Surveillance systems
Article 12 paragraph 10 and following, alongside the FSE, provides for the establishment of surveillance systems and registries in the healthcare domain, for prevention, diagnosis, treatment and rehabilitation, health planning, quality assurance, and medical and epidemiological research. Registries are established by DPCM and include, among others, tumour registries and disease registries.
This part of the rule — less visible than the FSE in a narrow sense — has important structural effects on the system of regional and national health information flows, and on their coordination with Agenas and the Ministry of Health’s NSIS (Nuovo Sistema Informativo Sanitario).
What changes from 2012
With Article 12 of DL 179/2012 the FSE moves from regional experience to a systemic right: adoption becomes mandatory, the framework becomes national, the level of technical rules is referred to implementing measures. The legal model remains however strongly decentralised — Regions establish and run their own FSEs, interoperability is still to be built.
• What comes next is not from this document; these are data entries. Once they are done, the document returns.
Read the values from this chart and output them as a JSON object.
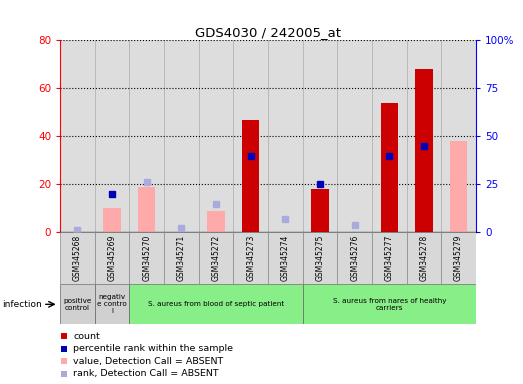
{
  "title": "GDS4030 / 242005_at",
  "samples": [
    "GSM345268",
    "GSM345269",
    "GSM345270",
    "GSM345271",
    "GSM345272",
    "GSM345273",
    "GSM345274",
    "GSM345275",
    "GSM345276",
    "GSM345277",
    "GSM345278",
    "GSM345279"
  ],
  "count_values": [
    null,
    null,
    null,
    null,
    null,
    47,
    null,
    18,
    null,
    54,
    68,
    null
  ],
  "percentile_rank": [
    null,
    20,
    null,
    null,
    null,
    40,
    null,
    25,
    null,
    40,
    45,
    null
  ],
  "value_absent": [
    null,
    10,
    19,
    null,
    9,
    null,
    null,
    null,
    null,
    null,
    null,
    38
  ],
  "rank_absent": [
    1,
    null,
    26,
    2,
    15,
    null,
    7,
    null,
    4,
    null,
    null,
    null
  ],
  "groups": [
    {
      "label": "positive\ncontrol",
      "color": "#d0d0d0",
      "start": 0,
      "end": 1
    },
    {
      "label": "negativ\ne contro\nl",
      "color": "#d0d0d0",
      "start": 1,
      "end": 2
    },
    {
      "label": "S. aureus from blood of septic patient",
      "color": "#88ee88",
      "start": 2,
      "end": 7
    },
    {
      "label": "S. aureus from nares of healthy\ncarriers",
      "color": "#88ee88",
      "start": 7,
      "end": 12
    }
  ],
  "ylim_left": [
    0,
    80
  ],
  "ylim_right": [
    0,
    100
  ],
  "yticks_left": [
    0,
    20,
    40,
    60,
    80
  ],
  "yticks_right": [
    0,
    25,
    50,
    75,
    100
  ],
  "ytick_labels_left": [
    "0",
    "20",
    "40",
    "60",
    "80"
  ],
  "ytick_labels_right": [
    "0",
    "25",
    "50",
    "75",
    "100%"
  ],
  "bar_color_count": "#cc0000",
  "bar_color_absent_value": "#ffaaaa",
  "dot_color_rank": "#0000bb",
  "dot_color_rank_absent": "#aaaadd",
  "infection_label": "infection",
  "legend_items": [
    {
      "label": "count",
      "color": "#cc0000"
    },
    {
      "label": "percentile rank within the sample",
      "color": "#0000bb"
    },
    {
      "label": "value, Detection Call = ABSENT",
      "color": "#ffaaaa"
    },
    {
      "label": "rank, Detection Call = ABSENT",
      "color": "#aaaadd"
    }
  ],
  "col_bg_color": "#dddddd",
  "plot_bg_color": "#ffffff",
  "grid_color": "black",
  "spine_color": "black"
}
The following years bring the missing pieces: the technical rules (DPCM 178/2015), the National Interoperability Infrastructure, the Italian document profiles based on HL7 CDA R2, and — in the second half of the decade — the reflection on moving from a document-centric model to a structured model based on modern standards.
Legislative references: Decree-Law 18 October 2012, no. 179 (converted into Law 17 December 2012, no. 221), Article 12. Legislative Decree 7 March 2005, no. 82 (CAD). Decree-Law 22 June 2012, no. 83 (converted into Law 7 August 2012, no. 134), Articles 19-22 (AgID establishment). National Guidelines on the Electronic Health Record, Italian State-Regions Conference, 11 November 2010. Data Protection Authority Guidelines on the Electronic Health Record and clinical dossier, 16 July 2009.